Utley holds that an Oregon judge who issued a warrant without the sworn complaint required by Or.Rev.Stat. § 33.040 enjoys no immunity in a state tort action for false arrest. Although the parties vigorously debate its application to the present case, we need not consider Utley. Apart from the fact that Utley arose under a different provision of Oregon law, a federal court hearing a § 1983 action is not concerned with the immunity defense that defendant would enjoy in a comparable state action. Ferri v. Ackerman, 444 U.S. 193, 198, 100 S. Ct. 402, 406, 62 L. Ed. 2d 355 (1979)
Martin may invoke judicial immunity despite his status as a pro tem municipal court judge. Oregon law confers powers on pro tem judges equivalent to those permanent judges enjoy. See Or.Const. art. VII, § 2(a) (2); Or.Rev.Stat. § 1.270. Moreover, judicial immunity extends to all judges. See Gregory v. Thompson, 500 F.2d 59, 62 (9th Cir. 1974) (justice of the peace)
Judicial immunity is applicable to § 1983 suits. Pierson v. Ray, 386 U.S. 547, 553, 87 S. Ct. 1213, 1217, 18 L. Ed. 2d 288 (1967); Aldabe v. Aldabe, 616 F.2d 1089, 1091 (9th Cir. 1980)
Sparkman, supra, seems to draw the same distinction. In the course of holding immune an Indiana judge who ordered an unconsented sterilization, it implied that had an Indiana statute or case prohibited the trial court from considering a sterilization petition, immunity would have been denied. 435 U.S. at 358, 98 S. Ct. at 1105
A judge's assertion that he acted in good faith can operate on two levels.

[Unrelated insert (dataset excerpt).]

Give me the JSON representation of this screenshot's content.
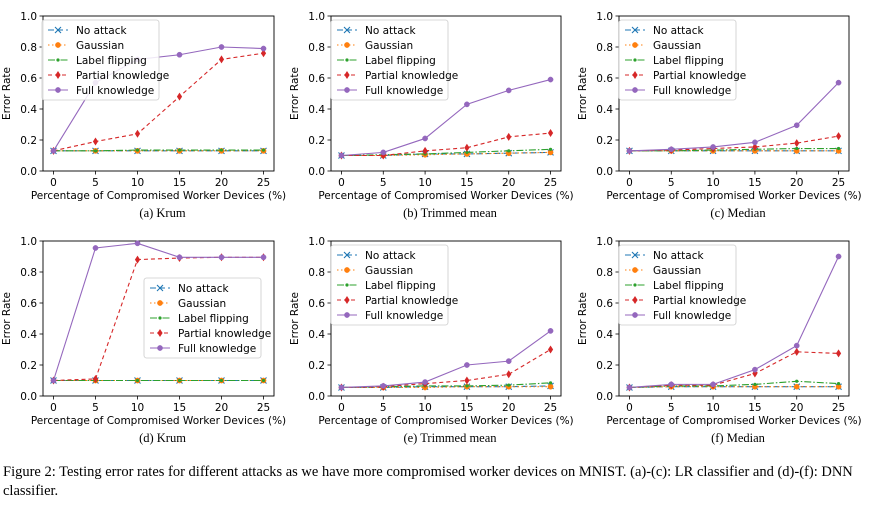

We hold that it does not enter into whether a judge is immunized from liability. We express no view as to what role a judge's good faith defense can play in a § 1983 action, once the judge's immunity is pierced. See Pierson v. Ray, 386 U.S. 547, 557, 87 S. Ct. 1213, 1219, 18 L. Ed. 2d 288 (1967) (allowing police officers to assert good faith as defense in § 1983 action); Gilker v. Baker, 576 F.2d 245, 247 (9th Cir. 1978); Handverger v. Harvill, 479 F.2d 513, 516 (9th Cir.), cert. denied, 414 U.S. 1072, 94 S. Ct. 586, 38 L. Ed. 2d 478 (1973) (same applied to university officials)
The twelve guidelines are:
(1) the time and labor required, (2) the novelty and difficulty of the questions involved, (3) the skill requisite to perform the legal services properly, (4) the preclusion of other employment by the attorney due to acceptance of the case, (5) the customary fee, (6) whether the fee is fixed or contingent, (7) time limitations imposed by the client or the circumstances, (8) the amount involved and the results obtained, (9) the experience, reputation and ability of the attorneys, (10) the "undesirability" of the case, (11) the nature and length of the professional relationship with the client, and (12) awards in similar cases.
Fountila v. Carter, supra, 571 F.2d at 496, citing Johnson v. Georgia Highway Express, Inc., 488 F.2d 714, 717-19 (5th Cir. 1974).